Decided: November 08, 1951

Bertram R. Ross, Los Angeles, for appellant. Pacht, Tannenbaum & Ross, Rudolph Pacht and Maxwell E. Greenberg, all of Los Angeles, for respondent Bank. Roy C. Kaiser, Los Angeles, for respondent Friedman.

Louis J. Friedman died December 25, 1949. Defendants are executors of his estate. Plaintiff filed her claim against the estate, which was rejected.

The claim was for ‘extra services and long periods of nursing rendered to deceased, for which deceased originally named creditor in his will to sum of $15,000, and then was persuaded * * * to change said will * * * and eliminate the $15,000 bequest to claimant.’

Demurrer to plaintiff's first amended complaint was sustained without leave to amend, upon the ground that her cause of action was barred by our statute of frauds. Plaintiff appeals from the judgment which followed.

Said amended complaint alleged that decedent employed plaintiff as his housekeeper from 1931 to the date of his death; that in 1942 plaintiff informed decedent she was leaving his employment to enter defense work; that, to induce her to remain in his employ, decedent orally promised plaintiff he would will her $15,000, she to forego vacations and days off; that plaintiff believed such representations, continued in decedent's employ and did not take days off or vacations; that in May of 1947 decedent told her he had kept his promise and had left her $15,000 in his will; that had plaintiff taken other employment she would have earned more money, and would have been protected by social security and unemployment benefits which she now needs and does not have at past seventy years of age.

Our statute law declares that an oral agreement to will property is unenforceable. Civil Code, Section 1624; Code of Civil Procedure, Section 1973. Appellant asserts that the conduct of decedent estops his executors from pleading the statute as a bar to her action. Appellant relies upon the recent case of Monarco v. Lo Greco, 35 Cal.2d 621, 220 P.2d 737.

But estoppel depends upon the facts in every case. Basically, in such cases as this there must be evident some unusual set of circumstances where no other remedy is available. There must be unconscionable injury and unjust enrichment of the party sought to be estopped. Monarco v. Lo Greco, supra; Ruinello v. Murray, 36 Cal.2d 687, 227 P.2d 251.

In this case the most that can be drawn from plaintiff's complaint is that while she was employed and paid by decedent she could have secured work at a higher rate of pay, with certain social security and unemployment benefits; and that, relying upon decedent's promise to leave her $15,000 in his will—which promise he did not keep—she stayed with him, did not earn additional money in defense work, and did not secure the social benefits mentioned.

This does not show unconscionable injury sufficient to estop defendants from interposing the bar of the statute of frauds.

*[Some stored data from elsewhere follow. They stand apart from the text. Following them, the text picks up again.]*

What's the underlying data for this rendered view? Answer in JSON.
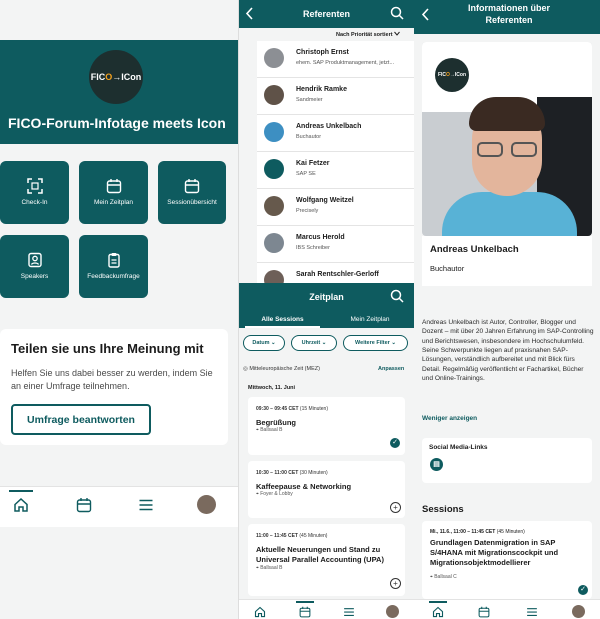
{
  "home": {
    "event_title": "FICO-Forum-Infotage meets Icon",
    "logo_text_left": "FIC",
    "logo_text_o": "O",
    "logo_text_right": "→ICon",
    "tiles": [
      {
        "label": "Check-In",
        "icon": "qr-scan-icon"
      },
      {
        "label": "Mein Zeitplan",
        "icon": "calendar-icon"
      },
      {
        "label": "Sessionübersicht",
        "icon": "calendar-list-icon"
      },
      {
        "label": "Speakers",
        "icon": "speaker-badge-icon"
      },
      {
        "label": "Feedbackumfrage",
        "icon": "clipboard-icon"
      }
    ],
    "feedback_card": {
      "heading": "Teilen sie uns Ihre Meinung mit",
      "text": "Helfen Sie uns dabei besser zu werden, indem Sie an einer Umfrage teilnehmen.",
      "button": "Umfrage beantworten"
    },
    "nav": [
      "home-icon",
      "calendar-icon",
      "menu-icon",
      "avatar"
    ]
  },
  "referenten": {
    "title": "Referenten",
    "sort_label": "Nach Priorität sortiert",
    "people": [
      {
        "name": "Christoph Ernst",
        "role": "ehem. SAP Produktmanagement, jetzt..."
      },
      {
        "name": "Hendrik Ramke",
        "role": "Sandmeier"
      },
      {
        "name": "Andreas Unkelbach",
        "role": "Buchautor"
      },
      {
        "name": "Kai Fetzer",
        "role": "SAP SE"
      },
      {
        "name": "Wolfgang Weitzel",
        "role": "Precisely"
      },
      {
        "name": "Marcus Herold",
        "role": "IBS Schreiber"
      },
      {
        "name": "Sarah Rentschler-Gerloff",
        "role": ""
      }
    ]
  },
  "zeitplan": {
    "title": "Zeitplan",
    "tabs": [
      "Alle Sessions",
      "Mein Zeitplan"
    ],
    "filters": [
      "Datum",
      "Uhrzeit",
      "Weitere Filter"
    ],
    "timezone": "Mitteleuropäische Zeit (MEZ)",
    "adjust": "Anpassen",
    "day": "Mittwoch, 11. Juni",
    "sessions": [
      {
        "time": "09:30 – 09:45 CET",
        "duration": "(15 Minuten)",
        "title": "Begrüßung",
        "room": "Ballsaal B"
      },
      {
        "time": "10:30 – 11:00 CET",
        "duration": "(30 Minuten)",
        "title": "Kaffeepause & Networking",
        "room": "Foyer & Lobby"
      },
      {
        "time": "11:00 – 11:45 CET",
        "duration": "(45 Minuten)",
        "title": "Aktuelle Neuerungen und Stand zu Universal Parallel Accounting (UPA)",
        "room": "Ballsaal B"
      }
    ]
  },
  "detail": {
    "title": "Informationen über Referenten",
    "name": "Andreas Unkelbach",
    "role": "Buchautor",
    "bio": "Andreas Unkelbach ist Autor, Controller, Blogger und Dozent – mit über 20 Jahren Erfahrung im SAP-Controlling und Berichtswesen, insbesondere im Hochschulumfeld. Seine Schwerpunkte liegen auf praxisnahen SAP-Lösungen, verständlich aufbereitet und mit Blick fürs Detail. Regelmäßig veröffentlicht er Fachartikel, Bücher und Online-Trainings.",
    "more": "Weniger anzeigen",
    "social_heading": "Social Media-Links",
    "sessions_heading": "Sessions",
    "session": {
      "time": "Mi., 11.6., 11:00 – 11:45 CET",
      "duration": "(45 Minuten)",
      "title": "Grundlagen Datenmigration in SAP S/4HANA mit Migrationscockpit und Migrationsobjektmodellierer",
      "room": "Ballsaal C"
    }
  },
  "colors": {
    "primary": "#0e5b5f",
    "background": "#f3f4f4"
  }
}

Nor does it show unjust enrichment of decedent.

The complaint does not allege that plaintiff was paid less than the reasonable value of her services. And if the wages paid plaintiff had been less than they were reasonably worth, an action in quantum meruit for the difference would prevent any unjust enrichment of decedent, or of his estate. Monarco v. Lo Greco, supra; Ruinello v. Murray, supra.

The demurrer was properly sustained without leave to amend.

The judgment is affirmed.

DRAPEAU, Justice.

WHITE, P. J., and DORAN, J., concur. Hearing denied; CARTER and TRAYNOR, JJ., dissenting.